Kabidhumas Polda NTT Kombes Pol Henry Novika Chandra membenarkan penemuan tersebut. Ia menjelaskan bahwa jenazah yang ditemukan diduga merupakan korban tenggelamnya KM Putri Sakinah dan saat ini tengah menjalani proses identifikasi di RS Komodo Labuan Bajo.
Penemuan ini bermula sekitar pukul 13.00 Wita ketika dua nelayan Pulau Komodo, Saiful dan Hadi Kusuma, menemukan bangkai kamar kapal yang terapung. Bangkai tersebut diduga merupakan bagian dari KM Putri Sakinah yang dilaporkan tenggelam pada 26 Desember 2025 lalu.
Kedua nelayan tersebut menarik bangkai kapal ke Pantai Pede. Setibanya di pantai, tercium bau menyengat yang memicu warga membongkar bagian kapal tersebut hingga ditemukan satu jenazah di dalamnya.

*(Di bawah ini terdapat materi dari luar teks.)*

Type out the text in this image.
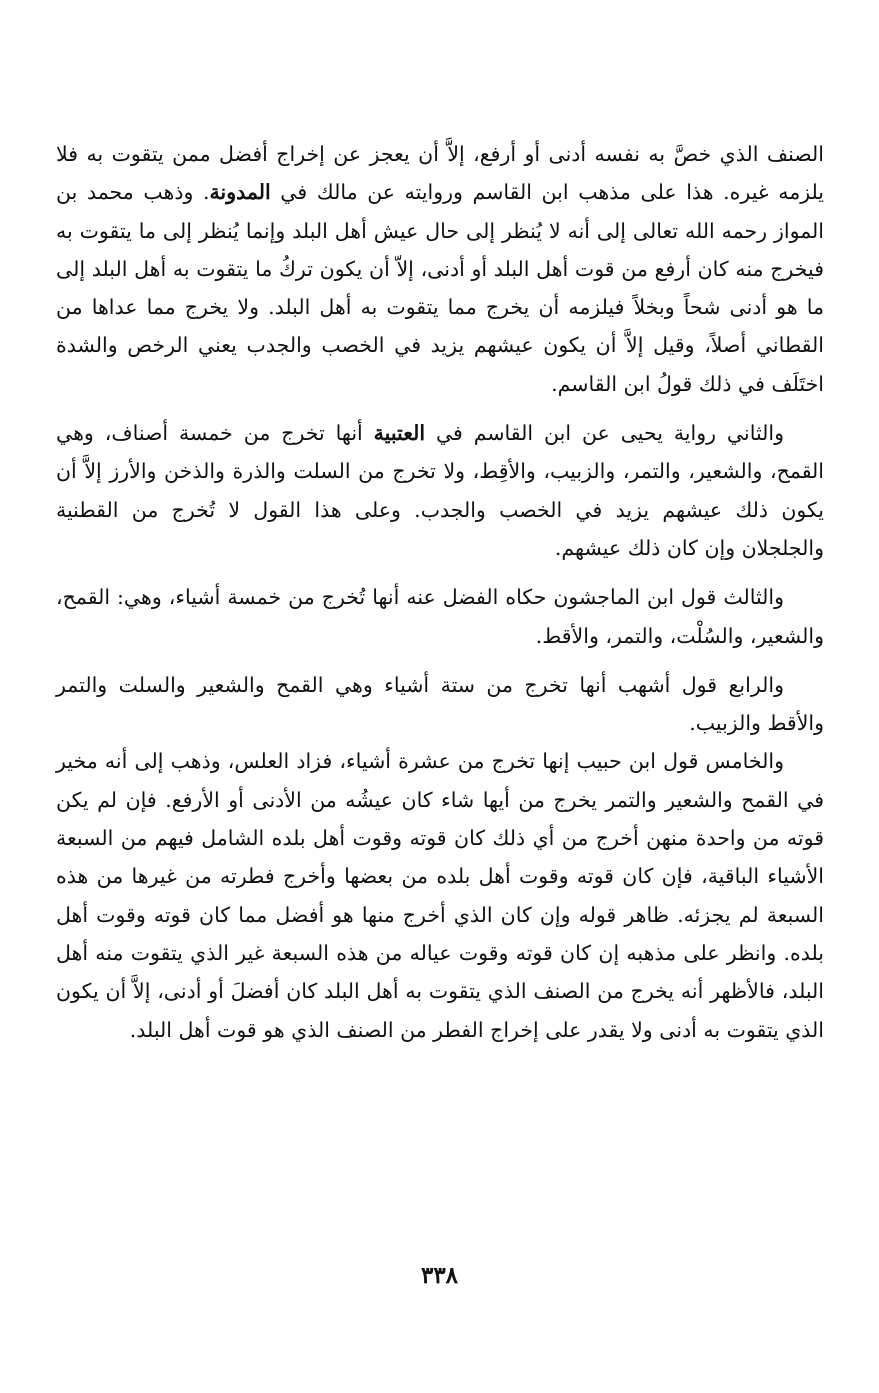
الصنف الذي خصَّ به نفسه أدنى أو أرفع، إلاَّ أن يعجز عن إخراج أفضل ممن يتقوت به فلا يلزمه غيره. هذا على مذهب ابن القاسم وروايته عن مالك في المدونة. وذهب محمد بن المواز رحمه الله تعالى إلى أنه لا يُنظر إلى حال عيش أهل البلد وإنما يُنظر إلى ما يتقوت به فيخرج منه كان أرفع من قوت أهل البلد أو أدنى، إلاّ أن يكون تركُ ما يتقوت به أهل البلد إلى ما هو أدنى شحاً وبخلاً فيلزمه أن يخرج مما يتقوت به أهل البلد. ولا يخرج مما عداها من القطاني أصلاً، وقيل إلاَّ أن يكون عيشهم يزيد في الخصب والجدب يعني الرخص والشدة اختَلَف في ذلك قولُ ابن القاسم.

والثاني رواية يحيى عن ابن القاسم في العتبية أنها تخرج من خمسة أصناف، وهي القمح، والشعير، والتمر، والزبيب، والأقِط، ولا تخرج من السلت والذرة والذخن والأرز إلاَّ أن يكون ذلك عيشهم يزيد في الخصب والجدب. وعلى هذا القول لا تُخرج من القطنية والجلجلان وإن كان ذلك عيشهم.

والثالث قول ابن الماجشون حكاه الفضل عنه أنها تُخرج من خمسة أشياء، وهي: القمح، والشعير، والسُلْت، والتمر، والأقط.

والرابع قول أشهب أنها تخرج من ستة أشياء وهي القمح والشعير والسلت والتمر والأقط والزبيب.

والخامس قول ابن حبيب إنها تخرج من عشرة أشياء، فزاد العلس، وذهب إلى أنه مخير في القمح والشعير والتمر يخرج من أيها شاء كان عيشُه من الأدنى أو الأرفع. فإن لم يكن قوته من واحدة منهن أخرج من أي ذلك كان قوته وقوت أهل بلده الشامل فيهم من السبعة الأشياء الباقية، فإن كان قوته وقوت أهل بلده من بعضها وأخرج فطرته من غيرها من هذه السبعة لم يجزئه. ظاهر قوله وإن كان الذي أخرج منها هو أفضل مما كان قوته وقوت أهل بلده. وانظر على مذهبه إن كان قوته وقوت عياله من هذه السبعة غير الذي يتقوت منه أهل البلد، فالأظهر أنه يخرج من الصنف الذي يتقوت به أهل البلد كان أفضلَ أو أدنى، إلاَّ أن يكون الذي يتقوت به أدنى ولا يقدر على إخراج الفطر من الصنف الذي هو قوت أهل البلد.

٣٣٨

Temuan ini segera dilaporkan ke tim SAR gabungan. Sekitar pukul 14.30 Wita, tim evakuasi menggunakan RIB Syahbandar, RIB Basarnas, dan KN Puntadewa tiba di lokasi untuk mengamankan jenazah.
Jenazah tiba di Labuan Bajo sekitar pukul 18.10 Wita dan langsung dibawa ke RS Komodo. Henry menambahkan bahwa proses identifikasi dilakukan oleh Tim DVI Polda NTT, termasuk pemeriksaan bukti primer seperti data medis gigi untuk memastikan identitas korban secara akurat.
Pihak Polda NTT juga menegaskan bahwa mereka menghormati permintaan keluarga agar jenazah tidak ditampilkan ke publik sebagai bentuk penghormatan terhadap privasi.
Hingga saat ini, tim SAR gabungan masih melanjutkan operasi pencarian terhadap korban lain yang diduga masih hilang di sekitar perairan Selat Padar.